Once booming, the tech sector has done a complete U-Turn since the heydays of the pandemic, when everyone needed to get online and fast.
Thus far this year, nearly 137,000 employees have been laid off by more than 420 companies, according to layoffs.fyi.
Tech companies have been regularly laying off employees since 2022, with 240,000 tech jobs disappearing in 2023 alone.
The economic downturn is just one cause, as the rise of artificial intelligence has made it possible to do more with fewer employees. ChatGPT, for example, has forever changed programming.
“I never thought I would be replaced in my job, ever, until ChatGPT,” said Adam Hughes, a software developer. “I had an existential crisis right then and there. A lot of the knowledge that I thought was special to me that I had put seven years into, just became obsolete.”
Some 96% of tech companies have implemented some form of downsizing this year, and 92% of these companies expect further layoffs to come.
The Wall Street Journal reports on disappearing jobs in the tech sector. Here’s the start of the story:
Finding a job in tech by applying online was fruitless, so Glenn Kugelman resorted to another tactic: It involved paper and duct tape.
Kugelman, let go from an online-marketing role at eBay, blanketed Manhattan streetlight poles with 150 fliers over nearly three months this spring. “RECENTLY LAID OFF,” they blared. “LOOKING FOR A NEW JOB.” The 30-year-old posted them outside the offices of Google, Facebook and other tech companies, hoping hiring managers would spot them among the “lost cat” signs. A QR code on the flier sent people to his LinkedIn profile.
“I thought that would make me stand out,” he says. “The job market now is definitely harder than it was a few years ago.”
Once heavily wooed and fought over by companies, tech talent is now wrestling for scarcer positions.
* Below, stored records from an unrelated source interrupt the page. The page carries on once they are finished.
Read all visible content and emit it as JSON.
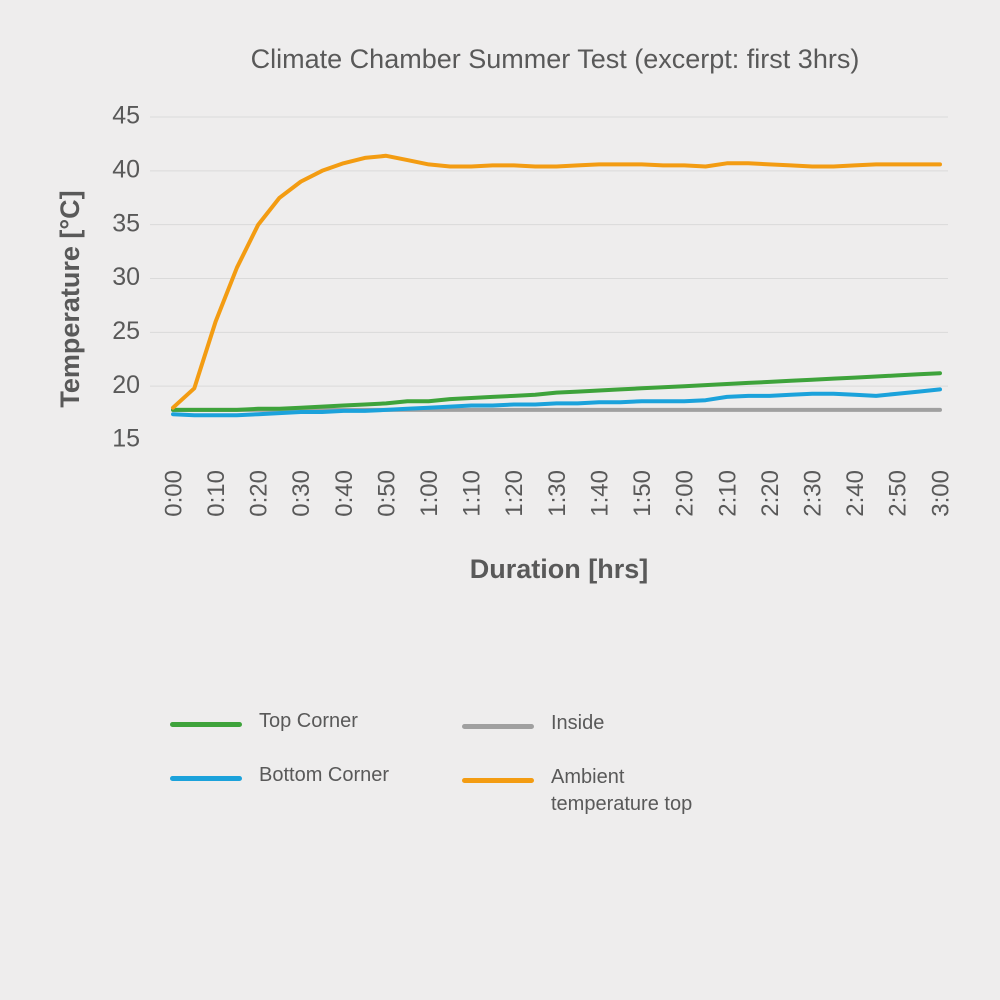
{
  "chart_data": {
    "type": "line",
    "title": "Climate Chamber Summer Test (excerpt: first 3hrs)",
    "xlabel": "Duration [hrs]",
    "ylabel": "Temperature [°C]",
    "ylim": [
      15,
      45
    ],
    "yticks": [
      "15",
      "20",
      "25",
      "30",
      "35",
      "40",
      "45"
    ],
    "grid": "horizontal",
    "legend_position": "bottom",
    "x": [
      "0:00",
      "0:05",
      "0:10",
      "0:15",
      "0:20",
      "0:25",
      "0:30",
      "0:35",
      "0:40",
      "0:45",
      "0:50",
      "0:55",
      "1:00",
      "1:05",
      "1:10",
      "1:15",
      "1:20",
      "1:25",
      "1:30",
      "1:35",
      "1:40",
      "1:45",
      "1:50",
      "1:55",
      "2:00",
      "2:05",
      "2:10",
      "2:15",
      "2:20",
      "2:25",
      "2:30",
      "2:35",
      "2:40",
      "2:45",
      "2:50",
      "2:55",
      "3:00"
    ],
    "xticks": [
      "0:00",
      "0:10",
      "0:20",
      "0:30",
      "0:40",
      "0:50",
      "1:00",
      "1:10",
      "1:20",
      "1:30",
      "1:40",
      "1:50",
      "2:00",
      "2:10",
      "2:20",
      "2:30",
      "2:40",
      "2:50",
      "3:00"
    ],
    "series": [
      {
        "name": "Top Corner",
        "color": "#3EA33B",
        "values": [
          17.8,
          17.8,
          17.8,
          17.8,
          17.9,
          17.9,
          18.0,
          18.1,
          18.2,
          18.3,
          18.4,
          18.6,
          18.6,
          18.8,
          18.9,
          19.0,
          19.1,
          19.2,
          19.4,
          19.5,
          19.6,
          19.7,
          19.8,
          19.9,
          20.0,
          20.1,
          20.2,
          20.3,
          20.4,
          20.5,
          20.6,
          20.7,
          20.8,
          20.9,
          21.0,
          21.1,
          21.2
        ]
      },
      {
        "name": "Bottom Corner",
        "color": "#1BA2DB",
        "values": [
          17.4,
          17.3,
          17.3,
          17.3,
          17.4,
          17.5,
          17.6,
          17.6,
          17.7,
          17.7,
          17.8,
          17.9,
          18.0,
          18.1,
          18.2,
          18.2,
          18.3,
          18.3,
          18.4,
          18.4,
          18.5,
          18.5,
          18.6,
          18.6,
          18.6,
          18.7,
          19.0,
          19.1,
          19.1,
          19.2,
          19.3,
          19.3,
          19.2,
          19.1,
          19.3,
          19.5,
          19.7
        ]
      },
      {
        "name": "Inside",
        "color": "#A0A0A0",
        "values": [
          17.8,
          17.8,
          17.8,
          17.8,
          17.8,
          17.8,
          17.8,
          17.8,
          17.8,
          17.8,
          17.8,
          17.8,
          17.8,
          17.8,
          17.8,
          17.8,
          17.8,
          17.8,
          17.8,
          17.8,
          17.8,
          17.8,
          17.8,
          17.8,
          17.8,
          17.8,
          17.8,
          17.8,
          17.8,
          17.8,
          17.8,
          17.8,
          17.8,
          17.8,
          17.8,
          17.8,
          17.8
        ]
      },
      {
        "name": "Ambient temperature top",
        "color": "#F39C12",
        "values": [
          18.0,
          19.8,
          26.0,
          31.0,
          35.0,
          37.5,
          39.0,
          40.0,
          40.7,
          41.2,
          41.4,
          41.0,
          40.6,
          40.4,
          40.4,
          40.5,
          40.5,
          40.4,
          40.4,
          40.5,
          40.6,
          40.6,
          40.6,
          40.5,
          40.5,
          40.4,
          40.7,
          40.7,
          40.6,
          40.5,
          40.4,
          40.4,
          40.5,
          40.6,
          40.6,
          40.6,
          40.6
        ]
      }
    ]
  }
}
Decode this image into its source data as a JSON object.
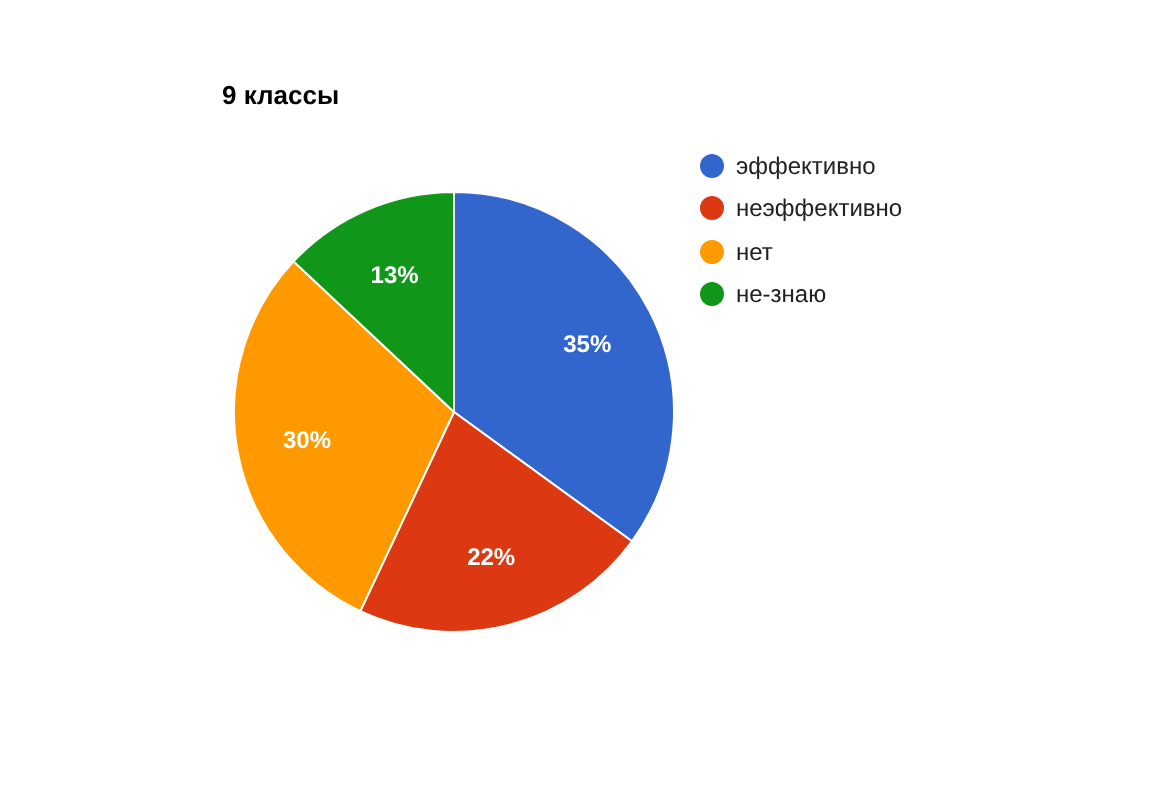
{
  "chart_data": {
    "type": "pie",
    "title": "9 классы",
    "categories": [
      "эффективно",
      "неэффективно",
      "нет",
      "не-знаю"
    ],
    "values": [
      35,
      22,
      30,
      13
    ],
    "colors": [
      "#3366cc",
      "#dc3912",
      "#ff9900",
      "#109618"
    ],
    "value_labels": [
      "35%",
      "22%",
      "30%",
      "13%"
    ],
    "legend": "top right"
  }
}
The stark reversal of fortunes for a group long in the driver’s seat signals more than temporary discomfort. It’s a reset in an industry that is fundamentally readjusting its labor needs and pushing some workers out.
Postings for software development jobs are down more than 30% since February 2020, according to Indeed.com. Industry layoffs have continued this year with tech companies shedding around 137,000 jobs since January, according to Layoffs.fyi. Many tech workers, too young to have endured the dot-com bubble burst in the early 2000s, now face for the first time what it’s like to hustle to find work.